Western Carolina University – Professor uses anatomy to improve anatomy teaching, collaboration
When Doug Keskula, a professor of physical therapy, and Leigh Odom, an associate professor of speech-language pathology, traveled to Canada from Western Carolina University this summer to conduct an anatomy workshop together to explore human anatomy. It was no ordinary academic partnership.
A five-day dissection at McGill University in Montreal included expert guidance from a faculty member named Gabrielle Bennes, an osteopathy and associate professor of anatomical sciences.
As the dissection progressed, Keskula and Odom investigated the anatomy of the head and neck and noticed different things about the structures they encountered. We shared different understandings of disability, recovery, and what it means for teaching students in the classroom.
“We looked at the same area from a different perspective, from an anatomical and functional standpoint,” says Keskula. “The focus of physical therapy was on the muscles, nerves, and circulatory system related to movement, function, and posture. was.”
This kind of shared perspective is exactly what Keskula, who organized the participation in the dissection workshop, wanted. It is an interdisciplinary opportunity to shape a deeper knowledge of anatomy for better collaboration between professionals and improved student teaching at the University of Health. Human Sciences at WCU.
This was Keskula’s third dissection with Venne. McGill University offers renowned human anatomy programs that support educators and clinicians around the world. “They were a tremendous resource and a joy to work with,” he said Keskula.
Dissection focused specifically on the head and neck. These are the parts of the body commonly involved in the diagnosis and treatment of diseases and dysfunctions in the fields of physical therapy and speech pathology.
“Personally, of all the courses I’ve taken, anatomy is probably the most meaningful,” says professor, physical therapist, athletic trainer, and former dean of WCU’s College of Health and Human Sciences. says Kescula. “That’s why I feel so lucky to be able to teach anatomy. might say.”
Anatomy is also a cornerstone of speech-language pathology, said Odom. The growing field serves patients of all ages and does more than just help children overcome articulation and pronunciation problems.
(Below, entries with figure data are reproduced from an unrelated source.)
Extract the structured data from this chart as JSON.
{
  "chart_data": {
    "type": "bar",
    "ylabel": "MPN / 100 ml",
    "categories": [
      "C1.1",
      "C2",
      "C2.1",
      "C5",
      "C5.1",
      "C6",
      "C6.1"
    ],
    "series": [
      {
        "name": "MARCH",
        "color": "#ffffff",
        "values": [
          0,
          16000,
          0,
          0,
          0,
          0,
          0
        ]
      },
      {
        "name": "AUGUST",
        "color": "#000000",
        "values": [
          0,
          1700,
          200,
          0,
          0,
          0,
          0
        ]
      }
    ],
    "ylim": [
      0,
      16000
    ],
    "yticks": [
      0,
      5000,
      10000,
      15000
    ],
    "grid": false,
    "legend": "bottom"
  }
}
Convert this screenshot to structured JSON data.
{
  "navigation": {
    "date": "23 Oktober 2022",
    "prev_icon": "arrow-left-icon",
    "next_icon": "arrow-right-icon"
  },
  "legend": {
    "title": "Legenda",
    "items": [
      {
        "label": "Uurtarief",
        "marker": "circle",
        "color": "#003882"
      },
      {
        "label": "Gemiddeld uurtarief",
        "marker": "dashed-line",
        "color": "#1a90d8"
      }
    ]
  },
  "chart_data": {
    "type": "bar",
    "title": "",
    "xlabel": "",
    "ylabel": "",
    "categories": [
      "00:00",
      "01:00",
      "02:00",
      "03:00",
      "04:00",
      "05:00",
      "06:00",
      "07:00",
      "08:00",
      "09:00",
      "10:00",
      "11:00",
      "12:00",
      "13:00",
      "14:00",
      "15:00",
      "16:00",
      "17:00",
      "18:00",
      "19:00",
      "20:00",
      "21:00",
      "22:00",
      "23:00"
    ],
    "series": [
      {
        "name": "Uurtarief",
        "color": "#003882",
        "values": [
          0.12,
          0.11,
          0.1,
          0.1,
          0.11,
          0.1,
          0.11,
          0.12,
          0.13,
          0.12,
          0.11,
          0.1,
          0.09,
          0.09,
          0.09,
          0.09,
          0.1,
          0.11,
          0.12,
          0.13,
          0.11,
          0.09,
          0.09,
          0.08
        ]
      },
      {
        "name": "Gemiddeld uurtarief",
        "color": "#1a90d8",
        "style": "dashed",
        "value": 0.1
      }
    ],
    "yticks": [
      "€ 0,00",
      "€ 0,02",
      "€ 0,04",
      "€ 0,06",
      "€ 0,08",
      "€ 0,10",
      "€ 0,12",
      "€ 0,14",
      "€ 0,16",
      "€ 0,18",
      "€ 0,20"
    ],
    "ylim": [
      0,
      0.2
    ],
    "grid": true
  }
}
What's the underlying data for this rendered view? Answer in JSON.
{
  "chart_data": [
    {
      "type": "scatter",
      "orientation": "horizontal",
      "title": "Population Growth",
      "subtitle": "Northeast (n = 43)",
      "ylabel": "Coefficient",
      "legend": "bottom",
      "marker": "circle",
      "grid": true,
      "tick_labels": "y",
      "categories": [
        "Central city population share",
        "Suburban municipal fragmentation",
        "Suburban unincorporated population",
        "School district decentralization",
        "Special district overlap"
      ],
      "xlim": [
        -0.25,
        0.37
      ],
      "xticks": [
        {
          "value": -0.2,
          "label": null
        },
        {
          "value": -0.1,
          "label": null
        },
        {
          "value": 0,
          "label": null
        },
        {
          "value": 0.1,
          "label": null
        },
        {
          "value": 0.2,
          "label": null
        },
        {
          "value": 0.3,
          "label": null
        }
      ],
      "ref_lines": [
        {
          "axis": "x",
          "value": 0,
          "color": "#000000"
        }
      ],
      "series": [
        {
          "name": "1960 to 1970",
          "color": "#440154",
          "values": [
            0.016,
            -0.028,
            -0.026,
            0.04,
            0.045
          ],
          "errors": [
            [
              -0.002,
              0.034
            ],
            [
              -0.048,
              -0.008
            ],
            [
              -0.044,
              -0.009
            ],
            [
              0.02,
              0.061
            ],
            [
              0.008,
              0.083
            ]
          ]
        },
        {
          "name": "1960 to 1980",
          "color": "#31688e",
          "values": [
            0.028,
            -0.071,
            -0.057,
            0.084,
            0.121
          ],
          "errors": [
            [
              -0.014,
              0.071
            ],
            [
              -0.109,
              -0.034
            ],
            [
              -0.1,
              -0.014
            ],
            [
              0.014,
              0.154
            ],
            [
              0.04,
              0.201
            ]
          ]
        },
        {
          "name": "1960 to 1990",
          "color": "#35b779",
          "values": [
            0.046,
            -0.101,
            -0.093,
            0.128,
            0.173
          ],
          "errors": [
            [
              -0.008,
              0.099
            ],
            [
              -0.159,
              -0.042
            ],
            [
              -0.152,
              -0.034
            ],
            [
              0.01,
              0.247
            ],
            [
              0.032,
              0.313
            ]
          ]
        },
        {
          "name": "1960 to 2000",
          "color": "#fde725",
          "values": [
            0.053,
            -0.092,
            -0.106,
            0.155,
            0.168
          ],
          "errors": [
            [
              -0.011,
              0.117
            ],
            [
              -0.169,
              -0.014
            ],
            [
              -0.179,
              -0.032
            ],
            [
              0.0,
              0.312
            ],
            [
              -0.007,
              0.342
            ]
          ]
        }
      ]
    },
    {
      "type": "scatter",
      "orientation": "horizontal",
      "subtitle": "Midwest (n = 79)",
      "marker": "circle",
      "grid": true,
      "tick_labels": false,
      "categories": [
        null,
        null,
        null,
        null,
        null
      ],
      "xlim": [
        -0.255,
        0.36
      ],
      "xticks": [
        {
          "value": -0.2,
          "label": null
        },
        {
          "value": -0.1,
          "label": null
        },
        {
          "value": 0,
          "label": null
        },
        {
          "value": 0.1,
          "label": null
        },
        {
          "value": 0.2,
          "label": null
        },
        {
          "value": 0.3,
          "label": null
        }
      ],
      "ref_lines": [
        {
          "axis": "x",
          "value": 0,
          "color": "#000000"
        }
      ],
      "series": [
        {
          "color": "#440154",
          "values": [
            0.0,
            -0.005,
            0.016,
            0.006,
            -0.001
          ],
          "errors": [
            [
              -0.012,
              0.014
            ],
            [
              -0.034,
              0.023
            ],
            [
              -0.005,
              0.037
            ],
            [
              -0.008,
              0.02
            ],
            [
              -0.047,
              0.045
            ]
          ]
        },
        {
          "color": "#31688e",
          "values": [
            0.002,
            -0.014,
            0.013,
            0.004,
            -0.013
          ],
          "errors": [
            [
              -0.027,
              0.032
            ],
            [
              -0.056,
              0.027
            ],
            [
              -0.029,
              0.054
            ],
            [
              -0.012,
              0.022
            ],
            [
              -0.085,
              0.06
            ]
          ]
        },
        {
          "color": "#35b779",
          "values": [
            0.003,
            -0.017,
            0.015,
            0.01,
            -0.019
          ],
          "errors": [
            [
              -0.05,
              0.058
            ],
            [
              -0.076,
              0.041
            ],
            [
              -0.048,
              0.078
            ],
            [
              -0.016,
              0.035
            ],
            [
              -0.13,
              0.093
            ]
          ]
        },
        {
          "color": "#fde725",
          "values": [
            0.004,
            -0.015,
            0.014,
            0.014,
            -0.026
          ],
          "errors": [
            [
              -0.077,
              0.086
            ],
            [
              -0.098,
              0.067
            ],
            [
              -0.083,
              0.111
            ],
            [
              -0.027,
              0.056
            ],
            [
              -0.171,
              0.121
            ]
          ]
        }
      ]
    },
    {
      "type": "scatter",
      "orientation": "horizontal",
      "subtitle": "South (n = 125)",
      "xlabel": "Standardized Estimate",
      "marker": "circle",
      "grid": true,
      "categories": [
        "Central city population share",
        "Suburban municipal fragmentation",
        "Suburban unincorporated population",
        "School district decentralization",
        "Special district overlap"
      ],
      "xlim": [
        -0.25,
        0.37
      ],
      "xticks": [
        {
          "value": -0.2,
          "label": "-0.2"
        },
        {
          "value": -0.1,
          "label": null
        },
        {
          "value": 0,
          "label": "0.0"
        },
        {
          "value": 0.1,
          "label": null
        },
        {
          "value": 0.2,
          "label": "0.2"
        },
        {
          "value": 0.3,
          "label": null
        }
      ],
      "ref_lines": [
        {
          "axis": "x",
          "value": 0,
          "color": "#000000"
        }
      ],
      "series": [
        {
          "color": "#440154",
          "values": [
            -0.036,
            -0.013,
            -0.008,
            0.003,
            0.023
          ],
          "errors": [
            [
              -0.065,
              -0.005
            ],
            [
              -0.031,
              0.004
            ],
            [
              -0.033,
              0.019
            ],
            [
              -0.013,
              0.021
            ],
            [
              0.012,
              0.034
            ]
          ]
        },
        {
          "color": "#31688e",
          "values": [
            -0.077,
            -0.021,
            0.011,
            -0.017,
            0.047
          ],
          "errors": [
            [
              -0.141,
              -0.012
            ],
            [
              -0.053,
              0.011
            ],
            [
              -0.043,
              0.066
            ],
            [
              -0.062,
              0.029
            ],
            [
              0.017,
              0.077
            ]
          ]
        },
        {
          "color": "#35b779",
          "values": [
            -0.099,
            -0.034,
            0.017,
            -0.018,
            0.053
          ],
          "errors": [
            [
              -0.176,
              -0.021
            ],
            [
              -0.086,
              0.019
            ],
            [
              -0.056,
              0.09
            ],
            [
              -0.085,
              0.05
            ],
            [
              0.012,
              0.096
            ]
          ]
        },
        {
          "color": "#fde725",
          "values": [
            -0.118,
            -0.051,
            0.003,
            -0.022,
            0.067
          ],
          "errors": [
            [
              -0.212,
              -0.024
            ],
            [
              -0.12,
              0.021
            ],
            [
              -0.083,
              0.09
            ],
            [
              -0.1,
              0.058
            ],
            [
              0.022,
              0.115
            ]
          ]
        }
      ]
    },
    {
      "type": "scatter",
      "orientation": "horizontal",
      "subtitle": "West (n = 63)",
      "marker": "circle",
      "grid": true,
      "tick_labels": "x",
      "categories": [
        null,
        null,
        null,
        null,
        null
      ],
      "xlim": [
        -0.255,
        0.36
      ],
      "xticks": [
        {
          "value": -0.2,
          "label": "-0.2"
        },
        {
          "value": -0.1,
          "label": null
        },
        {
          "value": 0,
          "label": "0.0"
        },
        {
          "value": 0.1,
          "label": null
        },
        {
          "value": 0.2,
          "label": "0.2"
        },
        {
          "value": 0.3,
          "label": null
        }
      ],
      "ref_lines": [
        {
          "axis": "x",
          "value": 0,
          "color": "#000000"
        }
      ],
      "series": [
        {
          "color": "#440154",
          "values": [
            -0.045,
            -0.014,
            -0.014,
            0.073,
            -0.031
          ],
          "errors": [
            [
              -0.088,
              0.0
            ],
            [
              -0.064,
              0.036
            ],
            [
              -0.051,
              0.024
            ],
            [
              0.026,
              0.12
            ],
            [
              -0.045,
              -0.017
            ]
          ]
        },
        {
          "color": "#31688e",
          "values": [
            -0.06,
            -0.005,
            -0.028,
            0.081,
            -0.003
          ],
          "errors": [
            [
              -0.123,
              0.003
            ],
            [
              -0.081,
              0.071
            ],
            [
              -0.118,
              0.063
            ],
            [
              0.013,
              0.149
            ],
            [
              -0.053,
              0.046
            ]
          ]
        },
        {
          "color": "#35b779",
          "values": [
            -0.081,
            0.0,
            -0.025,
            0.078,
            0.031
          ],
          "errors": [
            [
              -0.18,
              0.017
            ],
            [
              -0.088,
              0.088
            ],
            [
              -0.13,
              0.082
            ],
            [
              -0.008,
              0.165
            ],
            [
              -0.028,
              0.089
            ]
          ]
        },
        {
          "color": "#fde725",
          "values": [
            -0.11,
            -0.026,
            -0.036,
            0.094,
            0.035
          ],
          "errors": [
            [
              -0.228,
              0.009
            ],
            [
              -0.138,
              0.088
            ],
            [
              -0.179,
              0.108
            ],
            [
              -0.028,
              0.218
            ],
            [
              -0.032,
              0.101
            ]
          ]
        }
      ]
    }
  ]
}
“We work with speech disorders, speech disorders, swallowing disorders and communication disorders. We work with patients suffering from oral cancer, cleft palate and traumatic brain injuries,” says Odom. says Mr. “What’s causing the disability often comes back to the wrong anatomy and why.”
Keskula and Odom noted that the dissection workshops provided a better understanding of human anatomy and how different medical professionals apply anatomical knowledge both in the clinical setting and in the classroom. said it was done.
“When I go back to class and teach anatomy and various medical conditions and treatments and underlying issues, this anatomy really helps shape my syllabus better,” said the Department of Communication Sciences and Disabilities “Seeing the interconnectedness of all these anatomical structures first-hand helps us reinvent the way we approach things and communicate with our students.”
Keskula says working with Venne and Odom has provided a better understanding of the complexity and clinical relevance of head and neck anatomy. “This experience has also improved our dissection skills, which makes these important anatomical structures more accessible and easier to present to our students,” he said.
Keskula and Odom now plan to work with other faculty and programs at the College of Health and Human Sciences to foster collaboration and provide students with more effective and clinically relevant anatomy instruction. I’m here.
Venne says it’s collaborations like these that he hopes to help accelerate the clinical anatomy program that McGill University launched in 2017. This program relies on people donating their bodies to science. We use advanced embalming techniques to provide the most viable tissue possible today, making a dissection similar to what a surgeon would experience during surgery.
“Having healthcare professionals and researchers looking at the same body from different perspectives and discussing how that knowledge can be applied to everyday practice is beneficial not only for patients but also for students,” Venne said. said. “That’s what we want, to create impactful moments, and that’s the will of these donors.”